Manche Gemeinden sind mit der Zeit mit einer Stadt zusammengewachsen. Sie wurden dann mit der Stadt zusammengeschlossen, das nennt man „Eingemeindung“. Aus dem früheren Dorf wurde dann ein Stadtviertel oder Quartier. Oft erkennt man noch das Zentrum an einer Kirche oder an einem Marktplatz.

Es gibt auch Gemeinden, die sich unter sich zusammengeschlossen haben, weil sie eher klein sind. Es kostet weniger Geld, weil man weniger Büros und weniger Angestellte braucht. Oft ist es heute für kleine Gemeinden auch schwierig, Leute für den Gemeinderat und für andere Verantwortungen zu finden. Solche Zusammenschlüsse nennt man auch „Gemeindefusion“.

Welche Arten von Gemeinden gibt es noch?

Es gibt auch Bürgergemeinden. Dazu gehören nicht alle Einwohner, sondern nur die Bürger. Dabei muss man nicht nur das Bürgerrecht des Landes haben, sondern eben der Gemeinde. Die Bürgergemeinden sind heute nicht mehr so wichtig wie früher. Meist besitzen sie gemeinsam ein Stück Wald oder ähnliche Dinge, über die sie bestimmen können.
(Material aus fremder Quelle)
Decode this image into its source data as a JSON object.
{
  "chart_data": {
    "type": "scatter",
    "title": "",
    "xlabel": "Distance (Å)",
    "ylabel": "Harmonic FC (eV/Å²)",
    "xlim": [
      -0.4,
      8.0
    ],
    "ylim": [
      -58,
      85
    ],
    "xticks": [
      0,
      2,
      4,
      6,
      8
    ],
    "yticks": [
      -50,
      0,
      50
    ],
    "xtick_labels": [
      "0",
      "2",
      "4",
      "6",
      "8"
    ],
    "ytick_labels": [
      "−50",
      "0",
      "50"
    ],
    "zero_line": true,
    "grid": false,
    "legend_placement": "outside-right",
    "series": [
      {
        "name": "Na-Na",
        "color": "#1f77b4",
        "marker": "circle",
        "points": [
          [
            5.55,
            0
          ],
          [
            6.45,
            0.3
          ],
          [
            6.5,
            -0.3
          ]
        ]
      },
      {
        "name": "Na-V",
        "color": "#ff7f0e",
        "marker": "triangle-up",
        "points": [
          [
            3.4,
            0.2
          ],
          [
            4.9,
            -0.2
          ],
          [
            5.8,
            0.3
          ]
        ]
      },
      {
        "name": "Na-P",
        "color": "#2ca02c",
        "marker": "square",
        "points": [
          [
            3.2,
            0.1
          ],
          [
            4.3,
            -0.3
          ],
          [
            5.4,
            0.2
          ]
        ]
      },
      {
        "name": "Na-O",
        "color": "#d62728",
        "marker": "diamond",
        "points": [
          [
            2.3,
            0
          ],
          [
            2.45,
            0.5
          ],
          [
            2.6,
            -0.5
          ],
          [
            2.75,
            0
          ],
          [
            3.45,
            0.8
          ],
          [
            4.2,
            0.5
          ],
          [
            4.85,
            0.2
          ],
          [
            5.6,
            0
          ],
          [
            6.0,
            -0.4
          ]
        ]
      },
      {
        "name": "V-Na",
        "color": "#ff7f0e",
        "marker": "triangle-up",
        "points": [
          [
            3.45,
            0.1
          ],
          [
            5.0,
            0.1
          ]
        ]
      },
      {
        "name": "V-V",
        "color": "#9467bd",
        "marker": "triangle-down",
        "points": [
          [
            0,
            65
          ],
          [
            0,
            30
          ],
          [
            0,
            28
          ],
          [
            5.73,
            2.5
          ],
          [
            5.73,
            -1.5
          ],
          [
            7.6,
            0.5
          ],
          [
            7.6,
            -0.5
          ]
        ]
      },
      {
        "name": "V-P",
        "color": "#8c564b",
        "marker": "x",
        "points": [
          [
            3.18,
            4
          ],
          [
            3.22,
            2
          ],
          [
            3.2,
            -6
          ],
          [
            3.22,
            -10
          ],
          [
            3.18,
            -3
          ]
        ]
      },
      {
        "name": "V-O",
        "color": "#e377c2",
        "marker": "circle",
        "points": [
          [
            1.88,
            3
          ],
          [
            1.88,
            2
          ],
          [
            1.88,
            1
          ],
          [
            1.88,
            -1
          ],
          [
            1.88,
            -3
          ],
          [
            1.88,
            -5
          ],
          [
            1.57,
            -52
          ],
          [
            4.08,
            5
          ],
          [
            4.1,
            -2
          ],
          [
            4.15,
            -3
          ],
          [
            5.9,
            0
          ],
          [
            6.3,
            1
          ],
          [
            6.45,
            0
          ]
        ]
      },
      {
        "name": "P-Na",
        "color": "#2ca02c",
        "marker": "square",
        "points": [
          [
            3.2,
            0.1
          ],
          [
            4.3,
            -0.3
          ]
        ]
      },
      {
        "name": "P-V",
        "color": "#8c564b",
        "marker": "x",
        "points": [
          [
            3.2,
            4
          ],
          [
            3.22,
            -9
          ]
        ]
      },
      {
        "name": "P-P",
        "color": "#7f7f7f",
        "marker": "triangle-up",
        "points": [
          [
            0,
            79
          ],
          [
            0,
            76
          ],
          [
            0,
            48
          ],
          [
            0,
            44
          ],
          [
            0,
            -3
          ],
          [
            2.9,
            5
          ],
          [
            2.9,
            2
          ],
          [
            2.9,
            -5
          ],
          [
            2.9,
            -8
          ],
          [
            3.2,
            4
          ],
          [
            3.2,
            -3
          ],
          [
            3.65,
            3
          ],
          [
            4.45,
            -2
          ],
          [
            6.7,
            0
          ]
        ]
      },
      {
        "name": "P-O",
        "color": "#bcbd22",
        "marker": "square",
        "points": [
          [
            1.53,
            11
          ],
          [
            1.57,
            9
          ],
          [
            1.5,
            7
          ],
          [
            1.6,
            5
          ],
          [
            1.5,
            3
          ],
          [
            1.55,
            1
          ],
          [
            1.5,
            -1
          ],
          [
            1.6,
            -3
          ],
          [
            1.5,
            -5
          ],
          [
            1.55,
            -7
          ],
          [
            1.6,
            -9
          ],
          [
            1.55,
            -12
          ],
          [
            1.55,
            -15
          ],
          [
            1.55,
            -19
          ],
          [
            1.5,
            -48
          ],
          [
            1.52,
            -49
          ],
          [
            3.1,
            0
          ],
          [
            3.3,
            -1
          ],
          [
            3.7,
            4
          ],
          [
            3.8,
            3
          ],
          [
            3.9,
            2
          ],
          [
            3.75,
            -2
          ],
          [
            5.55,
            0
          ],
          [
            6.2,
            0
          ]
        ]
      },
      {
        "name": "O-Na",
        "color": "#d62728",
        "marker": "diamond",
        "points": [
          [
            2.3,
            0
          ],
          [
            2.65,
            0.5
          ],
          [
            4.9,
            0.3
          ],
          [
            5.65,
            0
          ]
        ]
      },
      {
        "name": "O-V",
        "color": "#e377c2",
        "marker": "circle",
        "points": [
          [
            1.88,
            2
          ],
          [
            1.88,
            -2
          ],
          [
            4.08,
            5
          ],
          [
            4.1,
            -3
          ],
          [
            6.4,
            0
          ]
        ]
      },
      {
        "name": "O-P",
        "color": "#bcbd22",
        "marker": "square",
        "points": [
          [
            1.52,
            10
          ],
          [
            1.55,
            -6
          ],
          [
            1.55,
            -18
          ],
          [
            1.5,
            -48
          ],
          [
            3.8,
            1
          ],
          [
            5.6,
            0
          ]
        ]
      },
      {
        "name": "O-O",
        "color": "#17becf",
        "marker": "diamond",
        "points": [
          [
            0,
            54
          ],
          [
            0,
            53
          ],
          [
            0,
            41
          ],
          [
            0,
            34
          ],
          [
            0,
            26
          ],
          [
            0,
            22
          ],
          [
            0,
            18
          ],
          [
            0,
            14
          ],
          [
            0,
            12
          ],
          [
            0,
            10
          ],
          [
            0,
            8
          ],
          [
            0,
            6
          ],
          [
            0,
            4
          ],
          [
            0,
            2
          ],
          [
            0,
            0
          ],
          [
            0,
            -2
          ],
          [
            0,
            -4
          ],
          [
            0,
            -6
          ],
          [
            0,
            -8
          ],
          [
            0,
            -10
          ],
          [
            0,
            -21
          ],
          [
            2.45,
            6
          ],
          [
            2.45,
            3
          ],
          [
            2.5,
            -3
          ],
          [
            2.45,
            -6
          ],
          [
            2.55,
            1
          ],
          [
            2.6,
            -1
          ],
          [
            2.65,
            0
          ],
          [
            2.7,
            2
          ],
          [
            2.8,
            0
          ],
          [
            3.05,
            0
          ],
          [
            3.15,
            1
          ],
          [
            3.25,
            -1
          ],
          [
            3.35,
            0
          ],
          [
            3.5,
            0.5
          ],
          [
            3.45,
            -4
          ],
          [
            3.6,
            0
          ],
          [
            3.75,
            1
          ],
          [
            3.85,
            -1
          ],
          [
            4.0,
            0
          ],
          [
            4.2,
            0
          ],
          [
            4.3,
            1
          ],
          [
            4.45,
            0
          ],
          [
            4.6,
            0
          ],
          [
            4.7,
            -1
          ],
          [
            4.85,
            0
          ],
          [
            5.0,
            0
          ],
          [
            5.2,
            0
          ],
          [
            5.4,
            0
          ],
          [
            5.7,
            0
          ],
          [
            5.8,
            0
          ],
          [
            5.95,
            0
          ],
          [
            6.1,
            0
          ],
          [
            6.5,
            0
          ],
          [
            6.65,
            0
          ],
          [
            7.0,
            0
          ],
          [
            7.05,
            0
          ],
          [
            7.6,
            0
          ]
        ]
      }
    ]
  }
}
Zu einer Kirchengemeinde oder Kirchgemeinde gehören Christen, die gemeinsam einen oder mehrere Pfarrer und manchmal auch Kirchen haben. Sie treffen sich nicht nur zu Gottesdiensten, sondern auch zu Kirchgemeindeversammlungen. Dort wählen sie beispielsweise einen neuen Pfarrer oder bestimmen über ein neues Gebäude oder über eine Renovation.